Mark Farrell calls colleague’s act ‘poster child’ for no district elections 

District 2 Supervisor Mark Farrell might have been a self-proclaimed City Hall outsider when running for office, but he got a big dose of City Hall when dealing with a land-use development.

As Farrell was out in his district meeting with residents and trying to broker a compromise on the project, his colleague on the board, Supervisor Ross Mirkarimi, introduced legislation for the project as proposed, interfering in a matter not in his district, which is generally not done out of respect.

Farrell has seemingly taken it in stride, but he addressed the matter late Tuesday as the Board of Supervisors was voting on the development. He said when the development was proposed five neighborhood groups and dozens of neighbors opposed it.
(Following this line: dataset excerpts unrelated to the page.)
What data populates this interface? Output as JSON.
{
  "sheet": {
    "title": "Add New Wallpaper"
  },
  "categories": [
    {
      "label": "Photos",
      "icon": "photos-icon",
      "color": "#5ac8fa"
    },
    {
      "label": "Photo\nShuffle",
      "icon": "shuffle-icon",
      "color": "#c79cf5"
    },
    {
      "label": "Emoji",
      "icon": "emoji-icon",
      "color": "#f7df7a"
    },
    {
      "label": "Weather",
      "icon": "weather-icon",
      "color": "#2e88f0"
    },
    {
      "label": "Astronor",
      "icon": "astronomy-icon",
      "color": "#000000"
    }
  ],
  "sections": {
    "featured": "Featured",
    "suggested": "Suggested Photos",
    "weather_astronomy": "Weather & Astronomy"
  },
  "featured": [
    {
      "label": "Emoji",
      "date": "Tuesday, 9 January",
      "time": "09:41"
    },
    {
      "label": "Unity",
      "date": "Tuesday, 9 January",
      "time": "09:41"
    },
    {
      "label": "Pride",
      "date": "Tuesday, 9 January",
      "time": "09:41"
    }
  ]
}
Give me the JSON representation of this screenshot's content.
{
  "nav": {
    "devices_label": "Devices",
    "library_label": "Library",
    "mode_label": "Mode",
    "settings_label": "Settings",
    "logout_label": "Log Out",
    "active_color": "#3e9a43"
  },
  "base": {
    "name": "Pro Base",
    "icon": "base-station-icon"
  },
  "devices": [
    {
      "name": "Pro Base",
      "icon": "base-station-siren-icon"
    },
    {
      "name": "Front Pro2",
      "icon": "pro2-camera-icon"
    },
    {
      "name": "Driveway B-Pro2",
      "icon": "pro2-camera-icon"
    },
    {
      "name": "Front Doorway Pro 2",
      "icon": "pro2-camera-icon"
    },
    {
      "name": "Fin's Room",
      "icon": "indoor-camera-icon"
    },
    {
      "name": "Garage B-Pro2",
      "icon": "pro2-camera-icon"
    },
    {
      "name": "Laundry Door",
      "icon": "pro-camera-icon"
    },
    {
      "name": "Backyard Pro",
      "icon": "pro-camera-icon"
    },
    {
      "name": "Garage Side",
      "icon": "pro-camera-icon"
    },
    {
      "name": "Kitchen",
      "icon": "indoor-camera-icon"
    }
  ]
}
“I took those as a district supervisor to heart – that’s what we are here to do as district supervisors, listen to our constituents,” Farrell said. “So I took them to the project sponsor.”

Farrell then said to opponents that if he could have the project lowered from 55 feet to 45 feet, one story less, would they support it? They all said yes. But Mirkarimi was charging ahead with legislation for the 55-foot project.

“I think it’s a very slippery slope, and I think we need to be very careful on this board about introducing legislation in someone else’s district,” Farrell said.  “This is about one building. Not only that, it’s about one story of one building. My question is where does it stop?

“If I don’t like the looks of some doors on a project in your (Mirkarimi’s) district am I going to introduce legislation amending it, opposing it? To me it becomes a poster child of why we don’t need district elections if we are going to go down that road and to me that’s inappropriate.”

Farrell made one last effort Tuesday to lower the project by 10 feet. His motion failed in a 7-4 vote, with Supervisors Sean Elsbernd, Carmen Chu and Scott Wiener supporting him.

All that aside, The City will see a new development for transitional youth, which everyone can agree is much needed in San Francisco.